Adopting a dog from a shelter is going to be the best decision you are going to make in your life.

By adopting and not shopping you are not just saving a life, but you are also inviting unconditional love. Being ready to become a dog parent, you’re probably thinking of all the fun and exciting times with your furry friend. The dog is going to be your playmate, walking partner, companion, and so much more. 


Your life is certainly going to change for the better. Of course, it means a lot of added responsibility but you have hopefully factored that in before deciding to become a pet parent. 


So, you’ve made up your mind, probably zeroed in on the shelter, and are on your way to adopt. What could go wrong? A lot of things. 


There are several mistakes you could make in the seemingly easy process of adopting a dog. For instance, only focussing on looks or only certain traits are common mistakes people make. By overstressing on looks or specific personality traits you might actually miss a good match. 


Here are some common mistakes that people commit while adopting a dog

Rushing the decision

It isn’t easy to resist the urge of getting a dog, but you must consider all the pros and cons before starting with the process. From the availability of proper space to your time, you must make a note of it all. The decision to bring home a pet is not a matter of a few days, but a lifetime. Think about whether you are actually ready for it. There are financial concerns also involved as you will have to provide for its necessary check-ups, food, and all the essentials.

Not doing enough research 

Before deciding what size and kind of dog you are looking for, research properly about all breeds and their characteristics. Do a thorough research about different breeds to find out which one suits best according to your environment and lifestyle. A retriever might be suitable as per your apartment size but not your routine as it requires more exercise and grooming than other dogs. You also need to check beforehand whether people in your family and around you have some allergies pertaining to dogs. Thinking about the reason why you are getting a dog, you must choose the breed and size. 

Falling for (just) the puppy face

Well, we can’t blame you for making this mistake! There is nothing more adorable than a puppy with an innocent face. Puppies bring with them challenges adult dogs may not. They are hard to resist but don’t forget they are equally hard to take care of and manage. You need to train them properly and also deal with the mess they will create and teach them how to socialize. You might miss out looking at a grown-up dog who is in need of a house and is well-trained and ready to be your buddy. Think wisely while adopting the dog.
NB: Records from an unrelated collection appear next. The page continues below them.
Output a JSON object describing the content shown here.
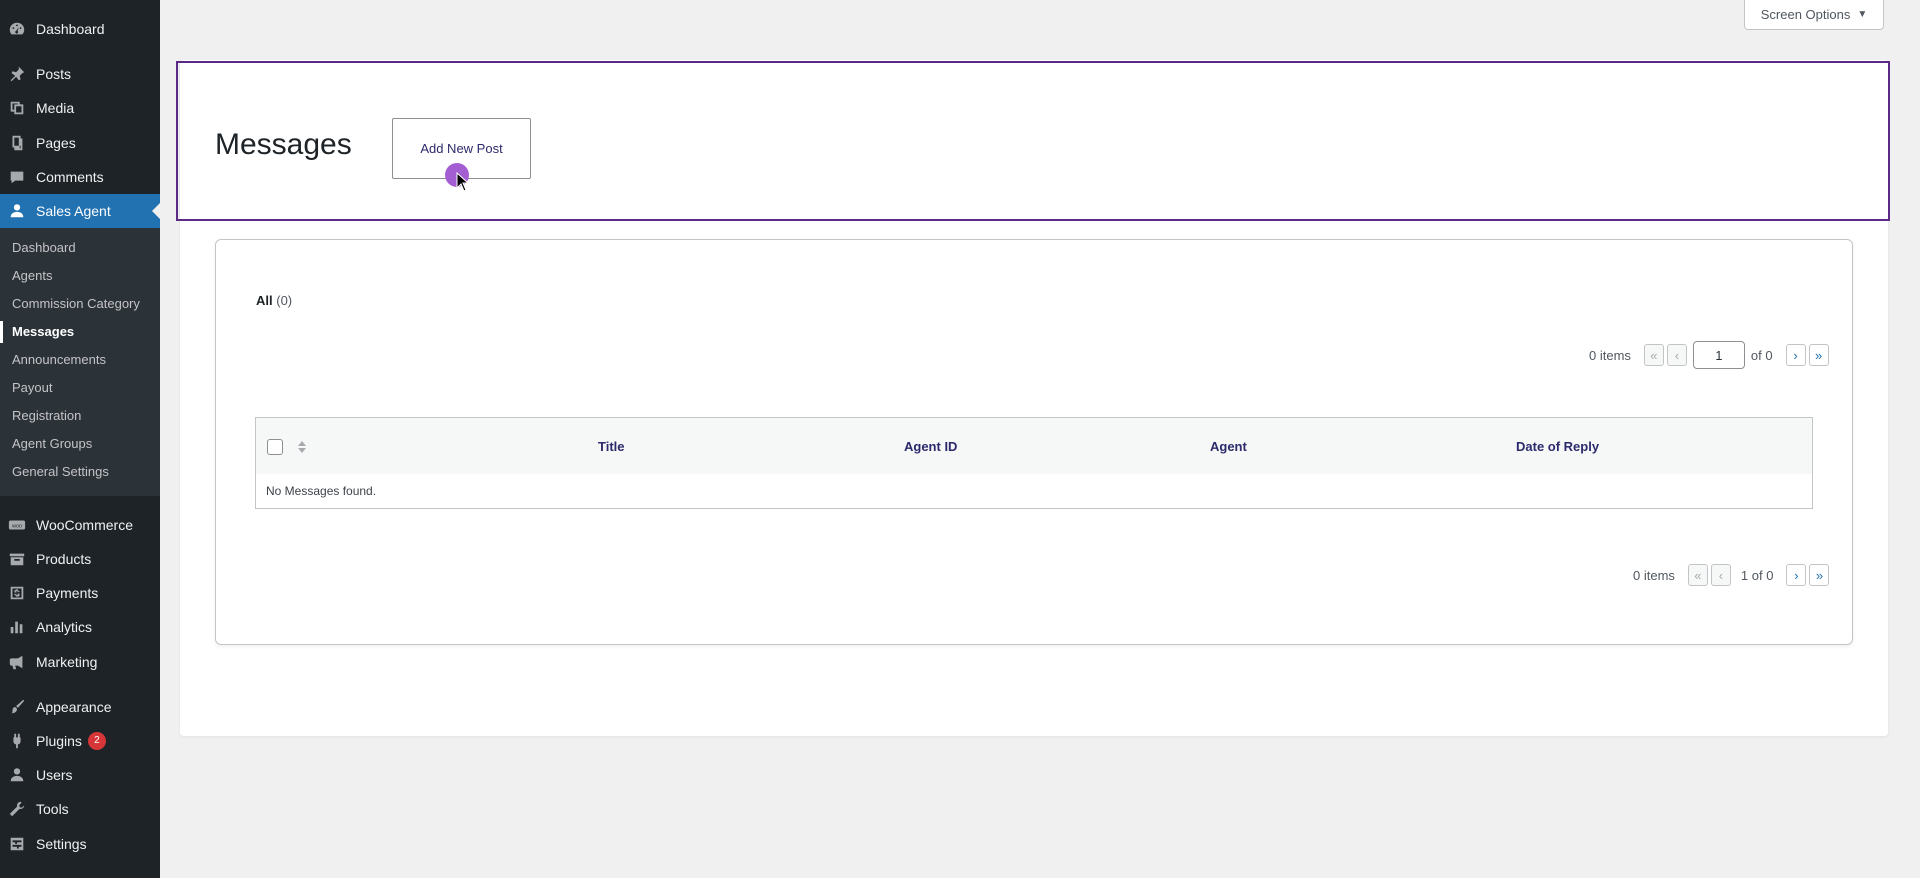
{
  "sidebar": {
    "top_items": [
      {
        "label": "Dashboard",
        "icon": "dashboard-icon"
      },
      {
        "label": "Posts",
        "icon": "pin-icon"
      },
      {
        "label": "Media",
        "icon": "media-icon"
      },
      {
        "label": "Pages",
        "icon": "pages-icon"
      },
      {
        "label": "Comments",
        "icon": "comment-icon"
      },
      {
        "label": "Sales Agent",
        "icon": "user-icon"
      }
    ],
    "submenu": [
      {
        "label": "Dashboard"
      },
      {
        "label": "Agents"
      },
      {
        "label": "Commission Category"
      },
      {
        "label": "Messages"
      },
      {
        "label": "Announcements"
      },
      {
        "label": "Payout"
      },
      {
        "label": "Registration"
      },
      {
        "label": "Agent Groups"
      },
      {
        "label": "General Settings"
      }
    ],
    "bottom_items": [
      {
        "label": "WooCommerce",
        "icon": "woo-icon"
      },
      {
        "label": "Products",
        "icon": "archive-icon"
      },
      {
        "label": "Payments",
        "icon": "dollar-icon"
      },
      {
        "label": "Analytics",
        "icon": "chart-bar-icon"
      },
      {
        "label": "Marketing",
        "icon": "megaphone-icon"
      },
      {
        "label": "Appearance",
        "icon": "brush-icon"
      },
      {
        "label": "Plugins",
        "icon": "plug-icon",
        "badge": "2"
      },
      {
        "label": "Users",
        "icon": "users-icon"
      },
      {
        "label": "Tools",
        "icon": "wrench-icon"
      },
      {
        "label": "Settings",
        "icon": "settings-icon"
      }
    ],
    "active_color": "#2271b1"
  },
  "header": {
    "screen_options": "Screen Options",
    "screen_options_arrow": "▼"
  },
  "page": {
    "title": "Messages",
    "add_new": "Add New Post"
  },
  "filters": {
    "all_label": "All",
    "all_count": "(0)"
  },
  "pagination_top": {
    "items": "0 items",
    "first": "«",
    "prev": "‹",
    "current_page": "1",
    "of_total": "of 0",
    "next": "›",
    "last": "»"
  },
  "table": {
    "columns": [
      "Title",
      "Agent ID",
      "Agent",
      "Date of Reply"
    ],
    "empty_message": "No Messages found."
  },
  "pagination_bottom": {
    "items": "0 items",
    "first": "«",
    "prev": "‹",
    "page_info": "1 of 0",
    "next": "›",
    "last": "»"
  },
  "colors": {
    "highlight_border": "#5b2a86",
    "cursor_dot": "#a35ed2",
    "badge": "#d63638"
  }
}
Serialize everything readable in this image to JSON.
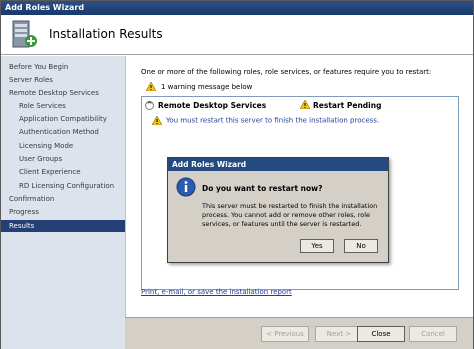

Taking the warnings lightly

Many rescue animals come with their own baggage of challenges. While interacting with the dogs you might see some warning signs with a few of them because of their previous traumatic experiences. It is also possible that as a new pet parent you may not be able to interpret dog behaviour properly. For example, you might choose a dog because of its playful nature only to realize s/he is destructive in a small apartment. Alternatively, a hound feeling stressed at the shelter might be absolutely happy at the comfort of your home. Multiple visits to the shelter and enquiring about the dogs can help you make the right decision. 


Not asking questions

The above-mentioned mistake can be avoided by asking a lot of questions. You are free to get all your questions answered by the people at the shelter home before you adopt your dog. Remember, there are no stupid questions when you’re making such a big decision of your life. Don’t be shy, feel free to ask so that you are not sorry later. Be prepared beforehand and have your list of questions ready with you so that you don’t leave with a doubt in your mind. Get as many details as you can about the dog’s temperament, medical details, history, et all.

Not involving entire family in decision making

The dog you are adopting should get along with all the members of the family, even with the other pets in your house. If you have another dog, take him along with you to the shelter so that you can see who it bonds the most with. Also, make sure to take your children with you as not every dog is kid-friendly and the kids would be spending the most time with the dog, so they need to create a bond beforehand.


Ignoring the caretaker’s advice

The people at the shelter meet many people and families every day who come forward for adoption. They ask you questions about your lifestyle, routine and more. Listen to them carefully when they tell you what kind of dog would suit your home the best. They know each and every dog very well and are in the best position to give you the right suggestions.


Adopting because you feel sorry

Listening to the pain that the dog has been through, anyone would feel sorry for them but that is not reason enough for you to adopt it. You must adopt it only when you feel it’s the right match for you. This is what will sustain your relationship with your dog in the long term.

Being rigid about a particular breed

It is important to have a specific kind of dog in your mind while going for adoption but don’t be so adamant about it that you ignore the connection you feel with a dog from another breed. The individual personality of a dog matters the most.

Expecting it to be easy

The adjustment once you get the dog home is not going to be easy. You will need to work a lot to make it feel comfortable and also adjust your routine and lifestyle at some places. Be ready for all the hard work and commitment. In return, you will get unconditional love and affection.

Before starting your process of adoption, you must know all about the procedure and also make sure to not make any mistakes on the way. You are about to make a lifetime commitment, so don’t rush, take your time and move ahead.